Les analyses sociologiques contemporaines du catholicisme occidental dégagent cinq faits principaux2. «Notre temps» est, semble-t-il, celui d'une religion :

 

Si tel est notre temps, celui du moins que la sociologie s'efforce d'identifier et qu'elle nous assigne, à vous et à moi, qu'il nous soit donc permis, ne serait-ce que pour quelques instants, d'échapper à ce «nous» statistique, pour nous adonner à des considérations inactuelles, et nous rendre à la joie d'être intempestifs.
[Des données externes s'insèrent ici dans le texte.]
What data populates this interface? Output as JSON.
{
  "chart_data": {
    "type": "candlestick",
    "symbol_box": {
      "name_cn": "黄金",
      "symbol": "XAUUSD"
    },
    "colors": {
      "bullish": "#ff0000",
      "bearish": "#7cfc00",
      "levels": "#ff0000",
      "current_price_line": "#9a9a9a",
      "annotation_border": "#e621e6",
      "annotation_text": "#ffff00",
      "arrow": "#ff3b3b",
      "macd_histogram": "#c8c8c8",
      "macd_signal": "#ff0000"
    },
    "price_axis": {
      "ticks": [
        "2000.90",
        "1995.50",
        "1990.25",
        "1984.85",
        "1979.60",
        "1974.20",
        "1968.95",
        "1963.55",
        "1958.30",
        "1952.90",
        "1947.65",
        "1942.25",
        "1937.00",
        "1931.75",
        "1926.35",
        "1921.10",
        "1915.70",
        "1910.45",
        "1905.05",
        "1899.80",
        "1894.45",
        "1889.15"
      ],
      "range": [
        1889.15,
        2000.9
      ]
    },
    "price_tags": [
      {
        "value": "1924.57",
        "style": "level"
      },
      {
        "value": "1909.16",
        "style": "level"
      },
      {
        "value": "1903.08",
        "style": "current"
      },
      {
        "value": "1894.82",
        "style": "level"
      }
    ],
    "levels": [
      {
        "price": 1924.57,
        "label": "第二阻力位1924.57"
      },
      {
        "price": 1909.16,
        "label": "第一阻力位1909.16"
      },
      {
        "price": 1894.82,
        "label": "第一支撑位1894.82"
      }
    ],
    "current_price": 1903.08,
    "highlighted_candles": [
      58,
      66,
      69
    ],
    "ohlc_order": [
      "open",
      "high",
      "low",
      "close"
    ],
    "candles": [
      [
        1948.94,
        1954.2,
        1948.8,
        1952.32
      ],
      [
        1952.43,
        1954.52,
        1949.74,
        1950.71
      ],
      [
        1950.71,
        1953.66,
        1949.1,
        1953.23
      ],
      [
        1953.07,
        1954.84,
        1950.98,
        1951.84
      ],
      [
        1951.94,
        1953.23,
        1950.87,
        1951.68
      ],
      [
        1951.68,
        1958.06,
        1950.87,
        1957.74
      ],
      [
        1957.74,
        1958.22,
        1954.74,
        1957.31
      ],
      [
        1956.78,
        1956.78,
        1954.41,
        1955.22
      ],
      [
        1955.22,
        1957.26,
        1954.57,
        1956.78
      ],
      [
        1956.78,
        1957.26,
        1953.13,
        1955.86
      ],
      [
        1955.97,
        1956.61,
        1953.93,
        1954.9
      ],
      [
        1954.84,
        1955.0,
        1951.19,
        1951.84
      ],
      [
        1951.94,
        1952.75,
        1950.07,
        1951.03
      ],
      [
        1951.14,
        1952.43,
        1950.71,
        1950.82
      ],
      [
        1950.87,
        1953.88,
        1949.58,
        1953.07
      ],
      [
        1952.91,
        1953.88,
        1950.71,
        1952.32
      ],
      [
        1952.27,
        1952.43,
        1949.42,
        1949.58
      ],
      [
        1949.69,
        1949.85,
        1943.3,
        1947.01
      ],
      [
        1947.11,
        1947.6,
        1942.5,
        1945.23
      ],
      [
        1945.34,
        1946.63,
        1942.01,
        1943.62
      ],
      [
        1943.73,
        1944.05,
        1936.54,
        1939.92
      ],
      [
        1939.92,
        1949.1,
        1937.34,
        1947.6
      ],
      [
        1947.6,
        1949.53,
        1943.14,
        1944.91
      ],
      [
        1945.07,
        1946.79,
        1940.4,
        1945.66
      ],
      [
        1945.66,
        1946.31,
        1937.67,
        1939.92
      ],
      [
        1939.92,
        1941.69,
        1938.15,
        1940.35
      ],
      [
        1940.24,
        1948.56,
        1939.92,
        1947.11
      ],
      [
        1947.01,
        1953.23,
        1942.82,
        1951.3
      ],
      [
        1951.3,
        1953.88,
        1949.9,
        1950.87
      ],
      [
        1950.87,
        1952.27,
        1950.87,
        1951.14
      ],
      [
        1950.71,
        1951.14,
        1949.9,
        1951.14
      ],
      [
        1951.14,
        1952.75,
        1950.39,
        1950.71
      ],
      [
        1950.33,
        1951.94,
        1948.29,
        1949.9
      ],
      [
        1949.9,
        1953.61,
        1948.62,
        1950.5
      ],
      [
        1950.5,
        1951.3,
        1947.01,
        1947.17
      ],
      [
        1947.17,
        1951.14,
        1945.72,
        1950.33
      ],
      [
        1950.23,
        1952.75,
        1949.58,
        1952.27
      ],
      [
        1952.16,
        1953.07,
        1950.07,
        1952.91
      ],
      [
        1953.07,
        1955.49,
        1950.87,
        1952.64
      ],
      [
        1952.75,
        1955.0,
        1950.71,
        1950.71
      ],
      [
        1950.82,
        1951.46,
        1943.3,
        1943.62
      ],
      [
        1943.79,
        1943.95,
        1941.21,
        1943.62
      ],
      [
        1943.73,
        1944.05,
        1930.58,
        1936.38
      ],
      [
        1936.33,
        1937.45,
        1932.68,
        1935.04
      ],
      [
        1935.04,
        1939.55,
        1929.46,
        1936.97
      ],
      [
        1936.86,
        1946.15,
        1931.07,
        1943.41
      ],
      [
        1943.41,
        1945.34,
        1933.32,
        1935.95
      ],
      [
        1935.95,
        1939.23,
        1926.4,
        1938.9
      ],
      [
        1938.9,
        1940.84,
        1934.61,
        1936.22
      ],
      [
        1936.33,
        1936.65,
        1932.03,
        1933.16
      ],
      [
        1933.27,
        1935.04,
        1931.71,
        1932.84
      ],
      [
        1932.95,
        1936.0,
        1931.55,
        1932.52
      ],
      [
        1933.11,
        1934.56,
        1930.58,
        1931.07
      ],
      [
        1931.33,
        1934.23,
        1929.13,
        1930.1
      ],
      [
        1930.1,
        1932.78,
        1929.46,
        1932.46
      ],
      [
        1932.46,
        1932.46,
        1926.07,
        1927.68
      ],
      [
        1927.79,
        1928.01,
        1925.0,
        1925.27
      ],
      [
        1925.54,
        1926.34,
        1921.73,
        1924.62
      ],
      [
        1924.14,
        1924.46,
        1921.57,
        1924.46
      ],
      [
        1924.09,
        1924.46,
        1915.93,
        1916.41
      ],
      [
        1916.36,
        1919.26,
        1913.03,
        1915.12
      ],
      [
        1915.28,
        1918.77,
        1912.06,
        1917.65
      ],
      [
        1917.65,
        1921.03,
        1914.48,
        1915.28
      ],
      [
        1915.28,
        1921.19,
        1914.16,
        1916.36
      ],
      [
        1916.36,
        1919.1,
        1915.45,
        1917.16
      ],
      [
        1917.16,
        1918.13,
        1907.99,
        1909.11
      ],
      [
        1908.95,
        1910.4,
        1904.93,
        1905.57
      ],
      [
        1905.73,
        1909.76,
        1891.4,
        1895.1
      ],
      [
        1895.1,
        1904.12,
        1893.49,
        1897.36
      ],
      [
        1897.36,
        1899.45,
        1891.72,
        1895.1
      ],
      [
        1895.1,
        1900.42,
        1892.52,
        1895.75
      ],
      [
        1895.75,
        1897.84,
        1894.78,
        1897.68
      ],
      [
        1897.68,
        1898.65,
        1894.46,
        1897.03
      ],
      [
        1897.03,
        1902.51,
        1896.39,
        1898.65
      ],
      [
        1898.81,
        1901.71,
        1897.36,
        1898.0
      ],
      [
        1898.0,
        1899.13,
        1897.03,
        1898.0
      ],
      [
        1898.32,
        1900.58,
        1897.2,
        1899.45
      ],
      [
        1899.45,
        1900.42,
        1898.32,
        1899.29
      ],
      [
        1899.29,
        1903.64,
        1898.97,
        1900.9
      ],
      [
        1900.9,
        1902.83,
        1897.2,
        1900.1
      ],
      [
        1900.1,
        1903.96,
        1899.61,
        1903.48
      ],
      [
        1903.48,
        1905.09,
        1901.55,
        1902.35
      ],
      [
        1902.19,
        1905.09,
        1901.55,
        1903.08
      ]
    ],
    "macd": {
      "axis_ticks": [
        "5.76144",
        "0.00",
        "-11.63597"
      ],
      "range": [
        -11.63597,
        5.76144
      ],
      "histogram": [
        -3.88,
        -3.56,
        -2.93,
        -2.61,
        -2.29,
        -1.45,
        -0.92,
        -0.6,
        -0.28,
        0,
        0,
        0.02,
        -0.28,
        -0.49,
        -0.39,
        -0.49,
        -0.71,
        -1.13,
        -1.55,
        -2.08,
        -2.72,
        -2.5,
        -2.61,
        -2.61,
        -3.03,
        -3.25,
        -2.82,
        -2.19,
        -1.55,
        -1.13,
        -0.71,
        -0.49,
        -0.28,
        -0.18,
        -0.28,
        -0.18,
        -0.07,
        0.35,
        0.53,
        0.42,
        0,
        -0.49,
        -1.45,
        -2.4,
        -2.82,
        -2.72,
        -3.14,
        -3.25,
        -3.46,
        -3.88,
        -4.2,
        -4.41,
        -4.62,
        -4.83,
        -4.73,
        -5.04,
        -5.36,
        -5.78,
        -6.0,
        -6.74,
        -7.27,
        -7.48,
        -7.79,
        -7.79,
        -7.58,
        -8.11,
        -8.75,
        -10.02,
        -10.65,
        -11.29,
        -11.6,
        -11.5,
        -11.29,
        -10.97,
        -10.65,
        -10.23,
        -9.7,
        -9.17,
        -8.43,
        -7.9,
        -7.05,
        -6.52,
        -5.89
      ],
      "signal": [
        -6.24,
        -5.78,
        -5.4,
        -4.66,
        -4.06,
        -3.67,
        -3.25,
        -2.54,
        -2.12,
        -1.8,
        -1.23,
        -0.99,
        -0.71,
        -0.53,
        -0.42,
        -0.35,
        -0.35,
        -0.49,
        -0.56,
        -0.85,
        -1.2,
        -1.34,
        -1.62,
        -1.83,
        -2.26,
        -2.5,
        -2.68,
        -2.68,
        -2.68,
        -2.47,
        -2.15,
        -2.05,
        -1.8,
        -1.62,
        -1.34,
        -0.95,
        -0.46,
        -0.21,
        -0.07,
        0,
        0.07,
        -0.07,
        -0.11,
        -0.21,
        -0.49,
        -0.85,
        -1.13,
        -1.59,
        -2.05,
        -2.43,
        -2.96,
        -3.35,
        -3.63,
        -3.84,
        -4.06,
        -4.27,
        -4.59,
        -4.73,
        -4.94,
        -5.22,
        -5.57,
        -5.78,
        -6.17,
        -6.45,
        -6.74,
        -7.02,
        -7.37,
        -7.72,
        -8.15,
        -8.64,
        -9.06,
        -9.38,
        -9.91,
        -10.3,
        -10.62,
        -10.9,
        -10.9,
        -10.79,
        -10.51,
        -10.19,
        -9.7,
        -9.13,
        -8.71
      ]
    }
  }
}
Car quand l'émotion est strictement ramenée à une physiologie subtile --- le système limbique et un ensemble de neurotransmetteurs ---, quand la Révélation est réduite à un «fait religieux», ne revendiquerons-nous pas à bon escient la possibilité de n'être pas de «notre temps», ce temps de tout le monde, c'est-à-dire, en dernière instance, de personne ? Nous attachant donc spécifiquement à la place de l'émotion --- c'est-à-dire du corps, de notre corps --- dans la prière, nous contesterons point par point la légitimité théorique des trois faits empiriques constatés par la sociologie des religions, quand elle s'attache à assigner la place de l'émotion dans la religiosité contemporaine.

Premier constat

Il n'y a pas de continuité dans la foi si celle-ci n'est pas rythmée par des «temps forts», des moments d'exception organisés de toutes pièces à cet effet.

Développement :

Quiconque a participé à un Jamboree, à une rencontre régionale d'aumônerie, à des Journées Mondiales de la Jeunesse, ou à une rencontre européenne de Taizé conserve, à peu d'exceptions près, pendant les mois ou les années qui suivent, un souvenir ému de cette rencontre --- à juste titre --- qui le porte dans la foi, au même titre que la foule en prière l'avait porté vers Dieu lors de cet événement. L'émotion ressentie alors laisse une trace durable, qui, pour peu qu'elle soit relayée par une pratique régulière, ou une «activité» d'ordre religieux (scoutisme, formations diverses et variées, prises de responsabilité dans l'Église), après cet événement, s'avère extrêmement porteuse pour progresser vers Dieu.

Contestation :

L'événement n'est pratiquement jamais relayé par quoi que ce soit, malgré tous les efforts de l'Église en ce sens. Ceux qui continuent leur quête durablement après l'événement sont précisément ceux qui avaient le moins besoin de cette réunion exaltante pour aller vers Dieu. En terme purement quantitatif la «déperdition» est immense, même s'il ne s'agit nullement de nier des conversions réelles, par ailleurs difficilement quantifiables. D'autre part, affirmer que ceux qui ne «reviennent» pas auront au moins approché l'Église de Dieu une fois, et qu'à force de réunions de ce type, ils finiront par entrer pleinement dans la vie de l'Église, c'est se leurrer, et pour deux raisons : d'une part depuis cinq ou six ans, le nombre de participants à ce type de réunions collectives est en chute libre, qu'il s'agisse des Jamboree, des rencontres de Taizé ou des JMJ. D'autre part la population qui fréquente ces rassemblements de façon régulière est une population nettement vieillissante. Donc la formule émotionnelle que proposent ces grands rassemblements ne semble pas rester viable bien longtemps si ces deux tendances se perpétuent. Mais il ne s'agit là que d'une contestation simplement sociologique et purement contingente. Les faits, qui nous donnent raison, pourraient demain nous donner tort. Essayons plutôt d'atteindre au nécessaire.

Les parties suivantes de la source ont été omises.